O presidente interino da Comissão de Valores Mobiliários (CVM), João Carlos Uzeda Accioly, afirmou em audiência no Senado, na Comissão de Assuntos Econômicos (CAE), as limitações de equipe e orçamento que atrasam os processos envolvidos no caso do Banco Master, que está sob investigação por fraudes desde 2022.
A CVM identificou movimentos financeiros suspeitos envolvendo o banco, mas enfrenta dificuldades para agir rapidamente devido à queda de 70% no orçamento desde 2015 e a falta de pessoal, com três dos cinco cargos de diretoria desocupados. Essa situação tem atrasado julgamentos importantes.
Accioly explicou que o Banco Master manipulou seus balanços para parecer mais sólido, exagerando os ativos de fundos exclusivos, o que permitia a emissão de certificados de depósito bancário (CDBs). Esse tipo de fraude contou com a colaboração dos gestores desses fundos, que também se beneficiaram do esquema.
O banco não foi denunciado por terceiros porque ele próprio se beneficiava da fraude. No momento, há cerca de 200 processos relacionados a fraudes e irregularidades na CVM, sendo que 24 deles envolvem o Banco Master, o Banco Regional de Brasília (BRB) e a gestora Reag.
Senadores questionaram a lentidão da fiscalização da CVM. A senadora Leila Barros criticou o tempo que as investigações estão levando, sugerindo uma revisão nos métodos. O senador Eduardo Braga manifestou preocupação com a ausência de ação, destacando os prejuízos para milhões de investidores e o Fundo Garantidor de Crédito (FGC), que arcou com cerca de R$ 50 bilhões, mas ainda tem um valor entre R$ 10 e 11 bilhões não ressarcido.
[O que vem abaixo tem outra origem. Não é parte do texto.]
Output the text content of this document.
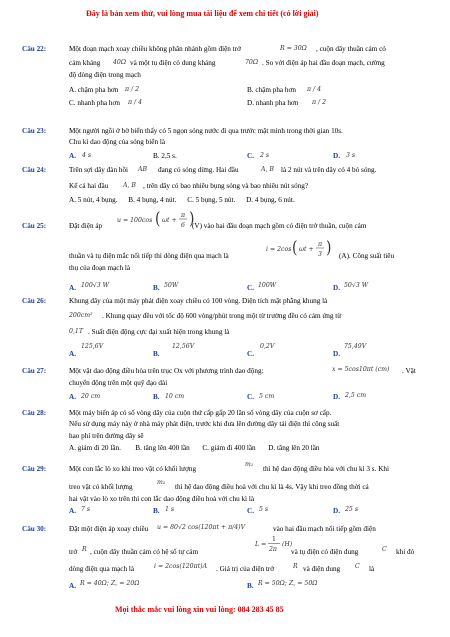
Đây là bản xem thử, vui lòng mua tài liệu để xem chi tiết (có lời giải)
Câu 22:	Một đoạn mạch xoay chiều không phân nhánh gồm điện trở	R = 30Ω , cuộn dây thuần cảm có
cảm kháng 40Ω và một tụ điện có dung kháng	70Ω . So với điện áp hai đầu đoạn mạch, cường
độ dòng điện trong mạch
A. chậm pha hơn π / 2	B. chậm pha hơn π / 4
C. nhanh pha hơn π / 4	D. nhanh pha hơn π / 2
Câu 23:	Một người ngồi ở bờ biển thấy có 5 ngọn sóng nước đi qua trước mặt mình trong thời gian 10s.
Chu kì dao động của sóng biển là
A. 4 s	B. 2,5 s.	C. 2 s	D. 3 s
Câu 24:	Trên sợi dây đàn hồi AB đang có sóng dừng. Hai đầu	A, B là 2 nút và trên dây có 4 bó sóng.
Kể cả hai đầu A, B , trên dây có bao nhiêu bụng sóng và bao nhiêu nút sóng?
A. 5 nút, 4 bụng.      B. 4 bụng, 4 nút.      C. 5 bụng, 5 nút.      D. 4 bụng, 6 nút.
Câu 25:	Đặt điện áp
u = 100cos ( ωt +
π
6 )
(V) vào hai đầu đoạn mạch gồm có điện trở thuần, cuộn cảm
i = 2cos ( ωt +
π
3 )
thuần và tụ điện mắc nối tiếp thì dòng điện qua mạch là	(A). Công suất tiêu
thụ của đoạn mạch là
A. 100√3 W	B. 50W	C. 100W	D. 50√3 W
Câu 26:	Khung dây của một máy phát điện xoay chiều có 100 vòng. Diện tích mặt phẳng khung là
200cm² . Khung quay đều với tốc độ 600 vòng/phút trong một từ trường đều có cảm ứng từ
0,1T . Suất điện động cực đại xuất hiện trong khung là
A.
125,6V
B.
12,56V
C.
0,2V
D.
75,49V
Câu 27:	Một vật dao động điều hòa trên trục Ox với phương trình dao động:	x = 5cos10πt (cm) . Vật
chuyển động trên một quỹ đạo dài
A. 20 cm	B. 10 cm	C. 5 cm	D. 2,5 cm
Câu 28:	Một máy biến áp có số vòng dây của cuộn thứ cấp gấp 20 lần số vòng dây của cuộn sơ cấp.
Nếu sử dụng máy này ở nhà máy phát điện, trước khi đưa lên đường dây tải điện thì công suất
hao phí trên đường dây sẽ
A. giảm đi 20 lần.        B. tăng lên 400 lần       C. giảm đi 400 lần       D. tăng lên 20 lần
Câu 29:	Một con lắc lò xo khi treo vật có khối lượng
m₁
thì hệ dao động điều hòa với chu kì 3 s. Khi
treo vật có khối lượng
m₂
thì hệ dao động điều hoà với chu kì là 4s. Vậy khi treo đồng thời cả
hai vật vào lò xo trên thì con lắc dao động điều hoà với chu kì là
A. 7 s	B. 1 s	C. 5 s	D. 25 s
Câu 30:	Đặt một điện áp xoay chiều u = 80√2 cos(120πt + π/4)V	vào hai đầu mạch nối tiếp gồm điện
L =
1
2π
(H)
trở R , cuộn dây thuần cảm có hệ số tự cảm	và tụ điện có điện dung	C khi đó
dòng điện qua mạch là	i = 2cos(120πt)A . Giá trị của điện trở	R và điện dung C là
A. R = 40Ω; Z꜀ = 20Ω	B. R = 50Ω; Z꜀ = 50Ω
Mọi thắc mắc vui lòng xin vui lòng: 084 283 45 85
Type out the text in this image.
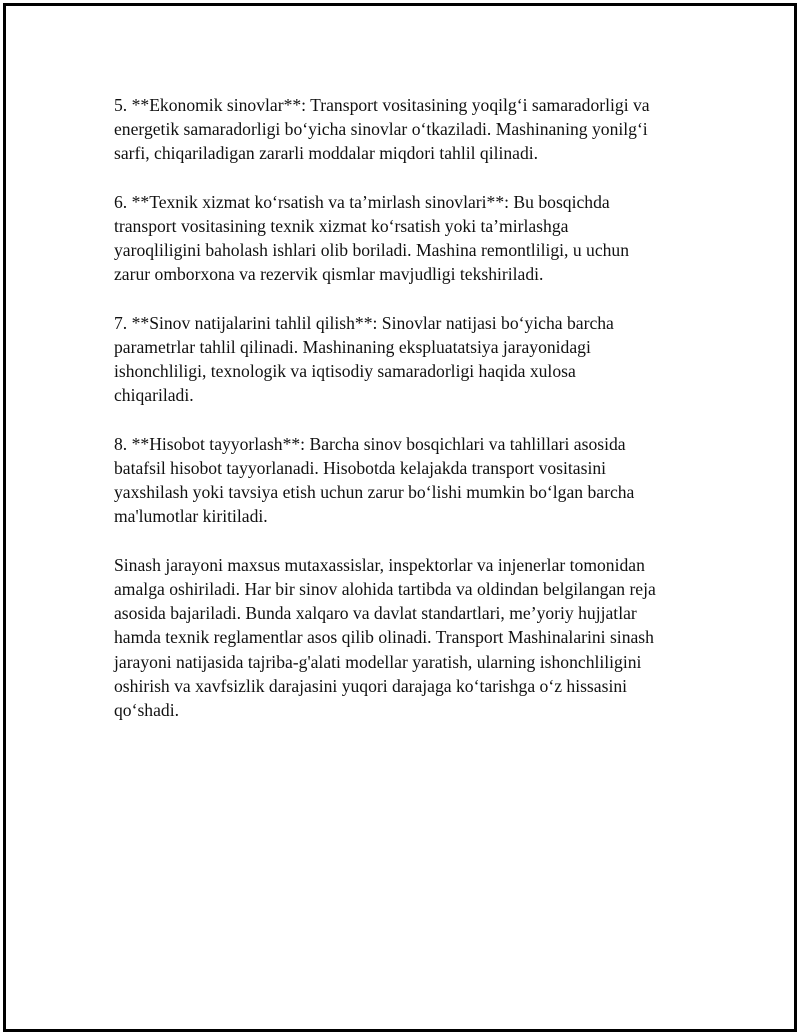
5. **Ekonomik sinovlar**: Transport vositasining yoqilg‘i samaradorligi va
energetik samaradorligi bo‘yicha sinovlar o‘tkaziladi. Mashinaning yonilg‘i
sarfi, chiqariladigan zararli moddalar miqdori tahlil qilinadi.

6. **Texnik xizmat ko‘rsatish va ta’mirlash sinovlari**: Bu bosqichda
transport vositasining texnik xizmat ko‘rsatish yoki ta’mirlashga
yaroqliligini baholash ishlari olib boriladi. Mashina remontliligi, u uchun
zarur omborxona va rezervik qismlar mavjudligi tekshiriladi.

7. **Sinov natijalarini tahlil qilish**: Sinovlar natijasi bo‘yicha barcha
parametrlar tahlil qilinadi. Mashinaning ekspluatatsiya jarayonidagi
ishonchliligi, texnologik va iqtisodiy samaradorligi haqida xulosa
chiqariladi.

8. **Hisobot tayyorlash**: Barcha sinov bosqichlari va tahlillari asosida
batafsil hisobot tayyorlanadi. Hisobotda kelajakda transport vositasini
yaxshilash yoki tavsiya etish uchun zarur bo‘lishi mumkin bo‘lgan barcha
ma'lumotlar kiritiladi.

Sinash jarayoni maxsus mutaxassislar, inspektorlar va injenerlar tomonidan
amalga oshiriladi. Har bir sinov alohida tartibda va oldindan belgilangan reja
asosida bajariladi. Bunda xalqaro va davlat standartlari, me’yoriy hujjatlar
hamda texnik reglamentlar asos qilib olinadi. Transport Mashinalarini sinash
jarayoni natijasida tajriba-g'alati modellar yaratish, ularning ishonchliligini
oshirish va xavfsizlik darajasini yuqori darajaga ko‘tarishga o‘z hissasini
qo‘shadi.
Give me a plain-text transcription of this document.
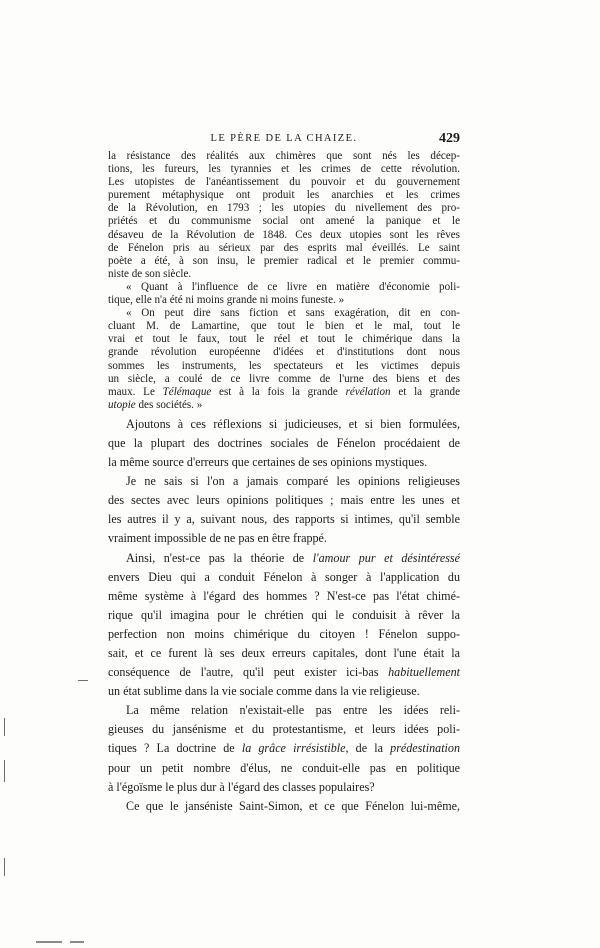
LE PÈRE DE LA CHAIZE.	429

la résistance des réalités aux chimères que sont nés les décep-

tions, les fureurs, les tyrannies et les crimes de cette révolution.

Les utopistes de l'anéantissement du pouvoir et du gouvernement

purement métaphysique ont produit les anarchies et les crimes

de la Révolution, en 1793 ; les utopies du nivellement des pro-

priétés et du communisme social ont amené la panique et le

désaveu de la Révolution de 1848. Ces deux utopies sont les rêves

de Fénelon pris au sérieux par des esprits mal éveillés. Le saint

poète a été, à son insu, le premier radical et le premier commu-

niste de son siècle.

« Quant à l'influence de ce livre en matière d'économie poli-

tique, elle n'a été ni moins grande ni moins funeste. »

« On peut dire sans fiction et sans exagération, dit en con-

cluant M. de Lamartine, que tout le bien et le mal, tout le

vrai et tout le faux, tout le réel et tout le chimérique dans la

grande révolution européenne d'idées et d'institutions dont nous

sommes les instruments, les spectateurs et les victimes depuis

un siècle, a coulé de ce livre comme de l'urne des biens et des

maux. Le Télémaque est à la fois la grande révélation et la grande

utopie des sociétés. »

Ajoutons à ces réflexions si judicieuses, et si bien formulées,

que la plupart des doctrines sociales de Fénelon procédaient de

la même source d'erreurs que certaines de ses opinions mystiques.

Je ne sais si l'on a jamais comparé les opinions religieuses

des sectes avec leurs opinions politiques ; mais entre les unes et

les autres il y a, suivant nous, des rapports si intimes, qu'il semble

vraiment impossible de ne pas en être frappé.

Ainsi, n'est-ce pas la théorie de l'amour pur et désintéressé

envers Dieu qui a conduit Fénelon à songer à l'application du

même système à l'égard des hommes ? N'est-ce pas l'état chimé-

rique qu'il imagina pour le chrétien qui le conduisit à rêver la

perfection non moins chimérique du citoyen ! Fénelon suppo-

sait, et ce furent là ses deux erreurs capitales, dont l'une était la

conséquence de l'autre, qu'il peut exister ici-bas habituellement

un état sublime dans la vie sociale comme dans la vie religieuse.

La même relation n'existait-elle pas entre les idées reli-

gieuses du jansénisme et du protestantisme, et leurs idées poli-

tiques ? La doctrine de la grâce irrésistible, de la prédestination

pour un petit nombre d'élus, ne conduit-elle pas en politique

à l'égoïsme le plus dur à l'égard des classes populaires?

Ce que le janséniste Saint-Simon, et ce que Fénelon lui-même,
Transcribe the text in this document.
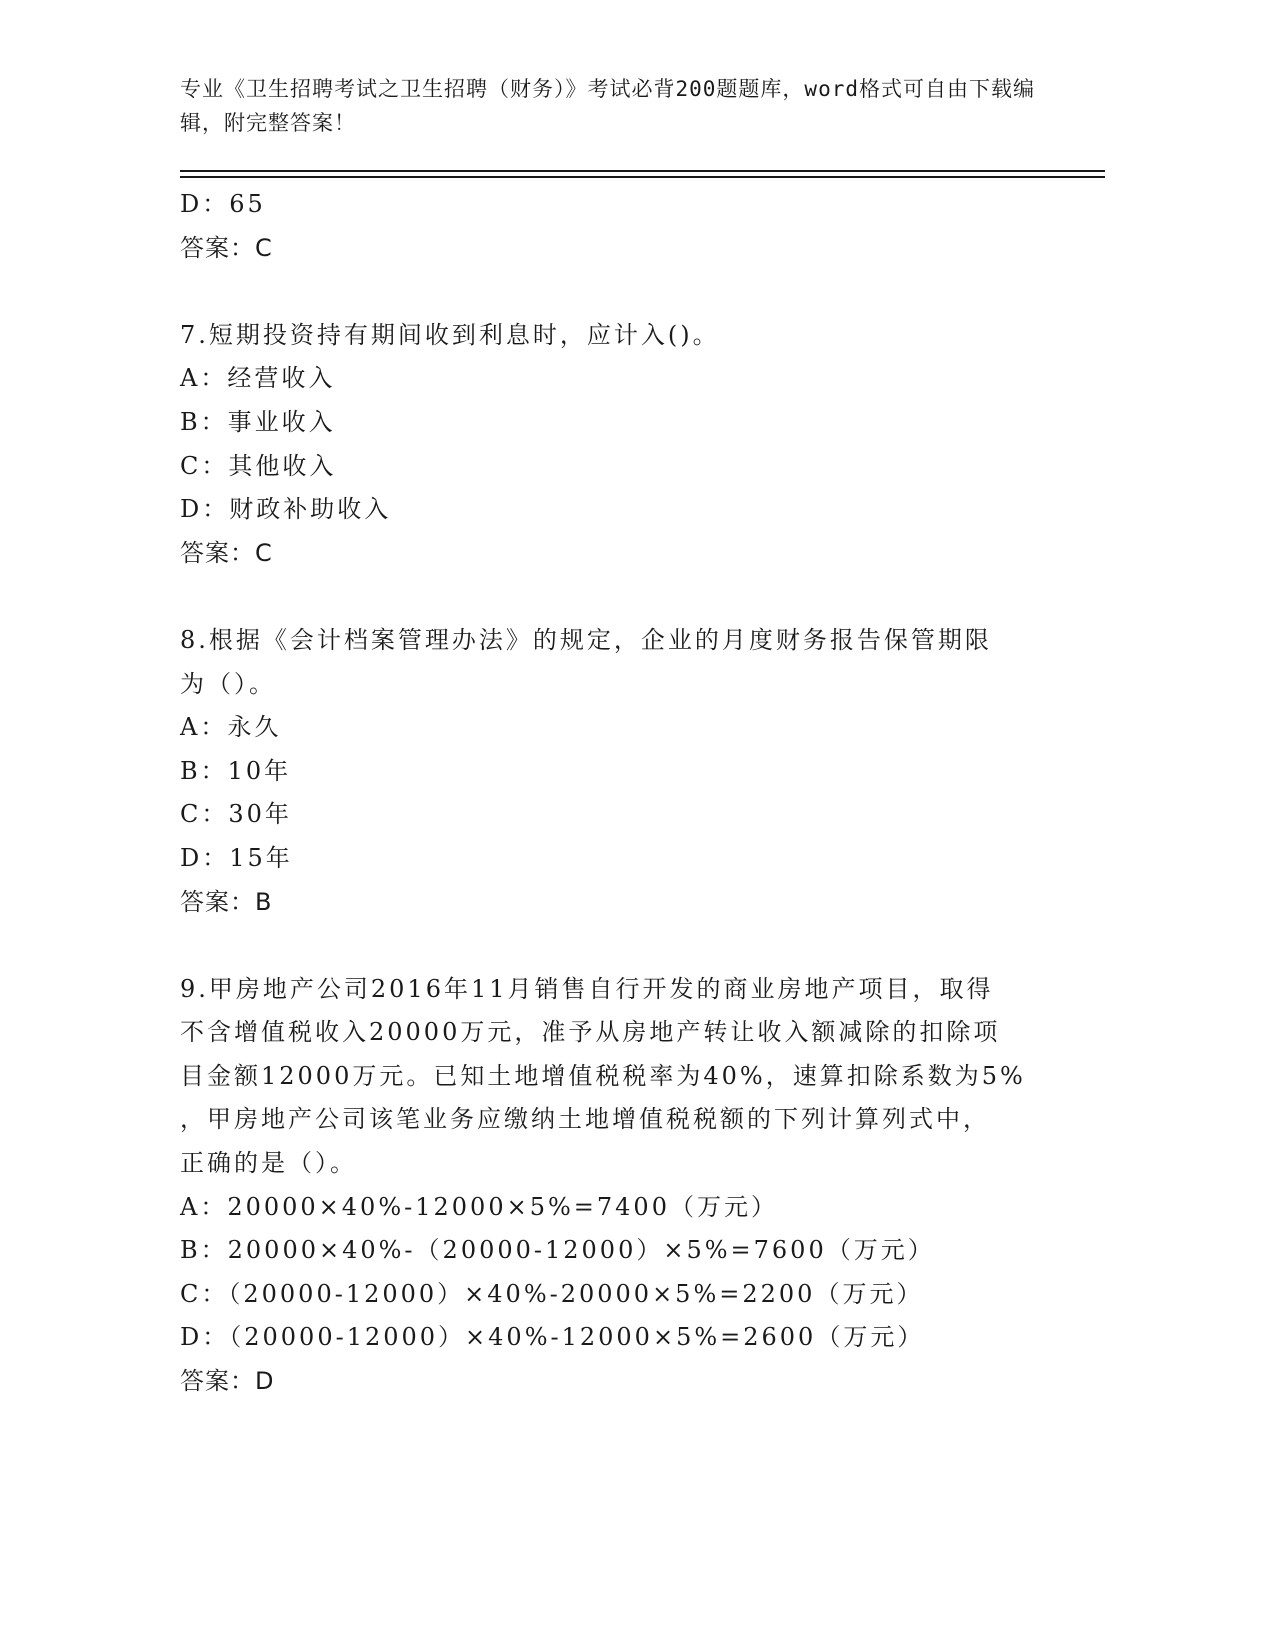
专业《卫生招聘考试之卫生招聘（财务）》考试必背200题题库，word格式可自由下载编辑，附完整答案！
D：65
答案：C
7.短期投资持有期间收到利息时，应计入()。
A：经营收入
B：事业收入
C：其他收入
D：财政补助收入
答案：C
8.根据《会计档案管理办法》的规定，企业的月度财务报告保管期限
为（）。
A：永久
B：10年
C：30年
D：15年
答案：B
9.甲房地产公司2016年11月销售自行开发的商业房地产项目，取得
不含增值税收入20000万元，准予从房地产转让收入额减除的扣除项
目金额12000万元。已知土地增值税税率为40%，速算扣除系数为5%
，甲房地产公司该笔业务应缴纳土地增值税税额的下列计算列式中，
正确的是（）。
A：20000×40%-12000×5%=7400（万元）
B：20000×40%-（20000-12000）×5%=7600（万元）
C：（20000-12000）×40%-20000×5%=2200（万元）
D：（20000-12000）×40%-12000×5%=2600（万元）
答案：D
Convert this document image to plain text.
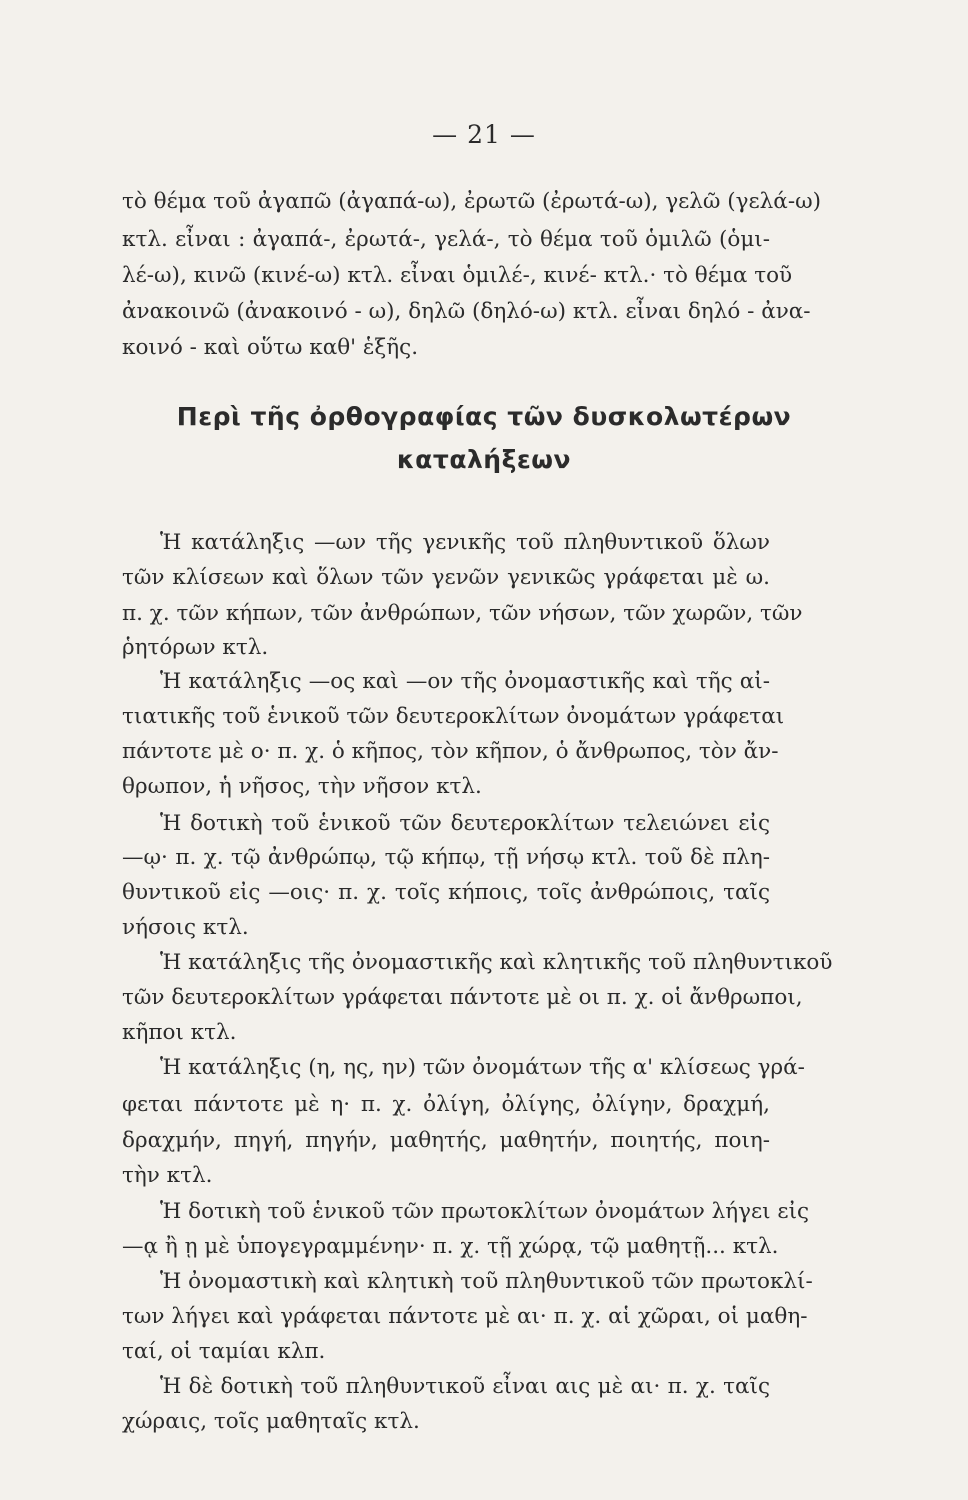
— 21 —
τὸ θέμα τοῦ ἀγαπῶ (ἀγαπά-ω), ἐρωτῶ (ἐρωτά-ω), γελῶ (γελά-ω)
κτλ. εἶναι : ἀγαπά-, ἐρωτά-, γελά-, τὸ θέμα τοῦ ὁμιλῶ (ὁμι-
λέ-ω), κινῶ (κινέ-ω) κτλ. εἶναι ὁμιλέ-, κινέ- κτλ.· τὸ θέμα τοῦ
ἀνακοινῶ (ἀνακοινό - ω), δηλῶ (δηλό-ω) κτλ. εἶναι δηλό - ἀνα-
κοινό - καὶ οὕτω καθ' ἑξῆς.
Περὶ τῆς ὀρθογραφίας τῶν δυσκολωτέρων
καταλήξεων
Ἡ κατάληξις —ων τῆς γενικῆς τοῦ πληθυντικοῦ ὅλων
τῶν κλίσεων καὶ ὅλων τῶν γενῶν γενικῶς γράφεται μὲ ω.
π. χ. τῶν κήπων, τῶν ἀνθρώπων, τῶν νήσων, τῶν χωρῶν, τῶν
ῥητόρων κτλ.
Ἡ κατάληξις —ος καὶ —ον τῆς ὀνομαστικῆς καὶ τῆς αἰ-
τιατικῆς τοῦ ἑνικοῦ τῶν δευτεροκλίτων ὀνομάτων γράφεται
πάντοτε μὲ ο· π. χ. ὁ κῆπος, τὸν κῆπον, ὁ ἄνθρωπος, τὸν ἄν-
θρωπον, ἡ νῆσος, τὴν νῆσον κτλ.
Ἡ δοτικὴ τοῦ ἑνικοῦ τῶν δευτεροκλίτων τελειώνει εἰς
—ῳ· π. χ. τῷ ἀνθρώπῳ, τῷ κήπῳ, τῇ νήσῳ κτλ. τοῦ δὲ πλη-
θυντικοῦ εἰς —οις· π. χ. τοῖς κήποις, τοῖς ἀνθρώποις, ταῖς
νήσοις κτλ.
Ἡ κατάληξις τῆς ὀνομαστικῆς καὶ κλητικῆς τοῦ πληθυντικοῦ
τῶν δευτεροκλίτων γράφεται πάντοτε μὲ οι π. χ. οἱ ἄνθρωποι,
κῆποι κτλ.
Ἡ κατάληξις (η, ης, ην) τῶν ὀνομάτων τῆς α' κλίσεως γρά-
φεται πάντοτε μὲ η· π. χ. ὀλίγη, ὀλίγης, ὀλίγην, δραχμή,
δραχμήν, πηγή, πηγήν, μαθητής, μαθητήν, ποιητής, ποιη-
τὴν κτλ.
Ἡ δοτικὴ τοῦ ἑνικοῦ τῶν πρωτοκλίτων ὀνομάτων λήγει εἰς
—ᾳ ἢ ῃ μὲ ὑπογεγραμμένην· π. χ. τῇ χώρᾳ, τῷ μαθητῇ... κτλ.
Ἡ ὀνομαστικὴ καὶ κλητικὴ τοῦ πληθυντικοῦ τῶν πρωτοκλί-
των λήγει καὶ γράφεται πάντοτε μὲ αι· π. χ. αἱ χῶραι, οἱ μαθη-
ταί, οἱ ταμίαι κλπ.
Ἡ δὲ δοτικὴ τοῦ πληθυντικοῦ εἶναι αις μὲ αι· π. χ. ταῖς
χώραις, τοῖς μαθηταῖς κτλ.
O senador Izalci Lucas questionou como a CVM permitiu a compra do banco pelo BRB, que atualmente enfrenta um prejuízo estimado em R$ 5 bilhões.
Para evitar problemas futuros, os parlamentares sugeriram maior transparência sobre quem são os cotistas dos fundos, além de uma integração tecnológica mais eficaz entre a CVM e o Banco Central. Propuseram também o uso de inteligência artificial para identificar variações estranhas em cerca de 30 mil fundos sob fiscalização.
Accioly defendeu a contratação de mais servidores e o investimento em tecnologia para acelerar as análises preventivas. Ele também propôs um programa de proteção para denunciantes, incentivando que mais informações chegassem até o órgão regulador.
O presidente da CAE, Renan Calheiros, informou que o grupo de trabalho responsável pelas investigações se reunirá com o ministro do Supremo Tribunal Federal (STF), André Mendonça, relator do processo, para discutir a melhor forma de ouvir o banqueiro Daniel Vorcaro, dono do Banco Master, que pode prestar depoimento presencialmente em São Paulo, por videoconferência ou na comissão na próxima semana.
O Banco Master concentra 0,57% dos ativos de todo o sistema financeiro brasileiro, segundo dados do Banco Central. As informações foram obtidas da Agência Senado.